Oconee County High School head coach Travis Noland remembers where the program was when he took the reigns or the Warriors six years ago.
Noland talked about winning championships in the plural tense. Noland was a coach taking over a program that had just finished a nine-year run in which the Warriors did not have a winning season.
It had been a decade and a half since the last state championship. The doubt was easy to spot. Some thought Noland was blowing smoke and dreaming a little too large and far into the future.
“When I came here six years ago and this program was rock bottom basically, I told them I came here to win championships,” Noland said. “People thought I was crazy. Over the last six years our guys have established what it takes to be champions. These guys have been in the program for four years and I’m very proud of them.”
Outside of his proclamation of his expectations for the program under his tutelage, Noland isn’t one to project and worry about things too far ahead.
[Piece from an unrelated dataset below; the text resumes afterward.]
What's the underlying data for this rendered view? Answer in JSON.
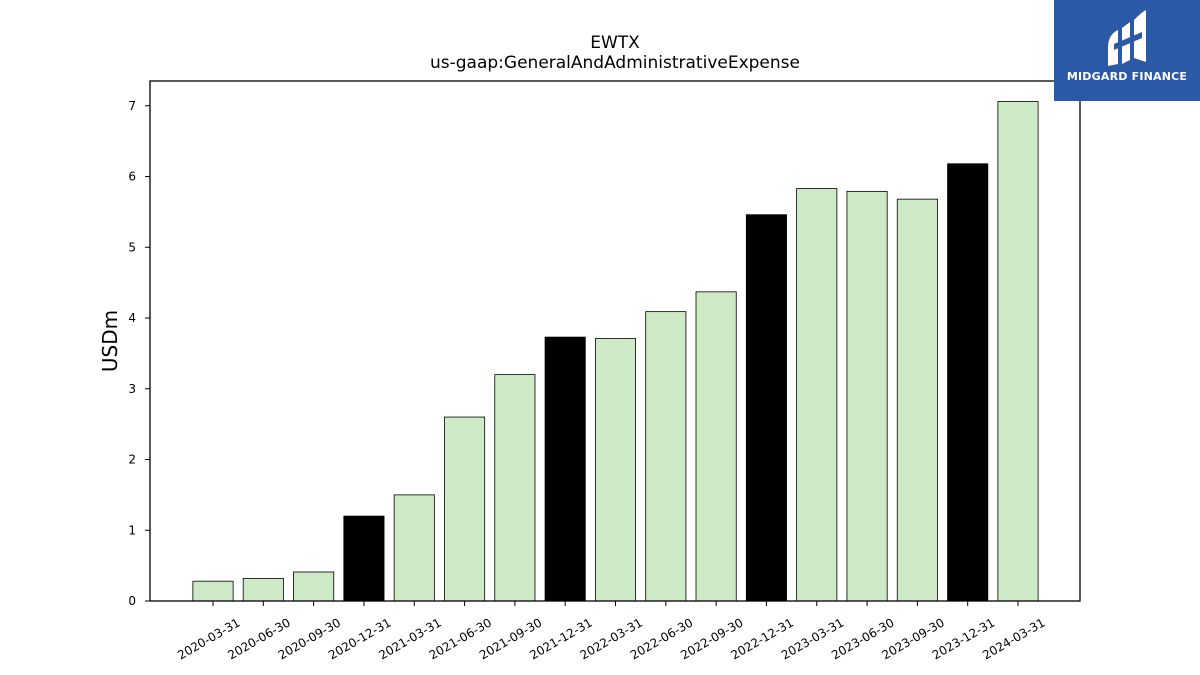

Things are done one week, one practice and one snap at a time.
That very approach is what helped the Warriors to their 17-7 win over Marist that inched the Warriors ever closer to the school’s first football championship since 1999. The win sends the Warriors deeper than they have been since they won the 1999 state title.
The slow build and crescendo effect that got the Warriors to the Elite Eight helped them prepare for the unique challenges presented by Marist.
The Warriors’ defense posted another dominant outing. The Warriors held the War Eagles’ triple option offense to 160 total yards of offense, 51 of which came on one long touchdown by the War Eagles. The Warriors forced three turnovers, two of which came from Liam Lewis interceptions. The second of Lewis’ takeaways sealed the win for the Warriors.
The Warriors have seen the triple option four times this season. Noland felt the games preparing for Jefferson High School, Morgan County High School, St. Pius X Catholic and Madison County High School readied the Warriors for the otherwise rare offense.
“I think we defend the triple option better than anybody in the state of Georgia,” Noland said. “We spent months traveling all over the southeast meeting with different coaches trying to get different ideas because we knew we had to play Jefferson, St. Pius and Madison County. That helped us get ready for Marist. You have to go way back in their history books to find the last time Marist only scored seven points in a playoff game. Our players are the reason it works. It’s not just the schemes.”
The Warriors’ offense wasn’t as explosive as it had been the last two weeks, and it suffered even more throughout much of the game without senior wide receiver Ben Noland who went down with a knee injury. Even so, when the opportunities were there, they struck vital blows.
Max Johnson was 18-for-25 for 197 yards and two touchdowns. Jake Johnson caught eight passes for 114 yards and two touchdowns.
“We feel for him (Ben Noland), we’re playing for him and all the guys stepped up,” Max said.
With only one other game in town on Friday night, the Warriors saw an electric day-after Thanksgiving crowd. Noland’s seen the work the Warriors have put in and applauds the community for backing the blue-collar bunch.
“I think these players deserve it,” Noland said. “They’ve worked extremely hard. Sometimes great teams aren’t made up of great character, but we’ve got some great character on this team. It’s a team that this community should be proud of.”
The Warriors will host Sandy Creek High School with a trip to the Class 4A state championship game on the line next Friday night at 7:30 p.m. The Patriots defeated OCHS’ Region 8-4A foe Madison County on Friday night.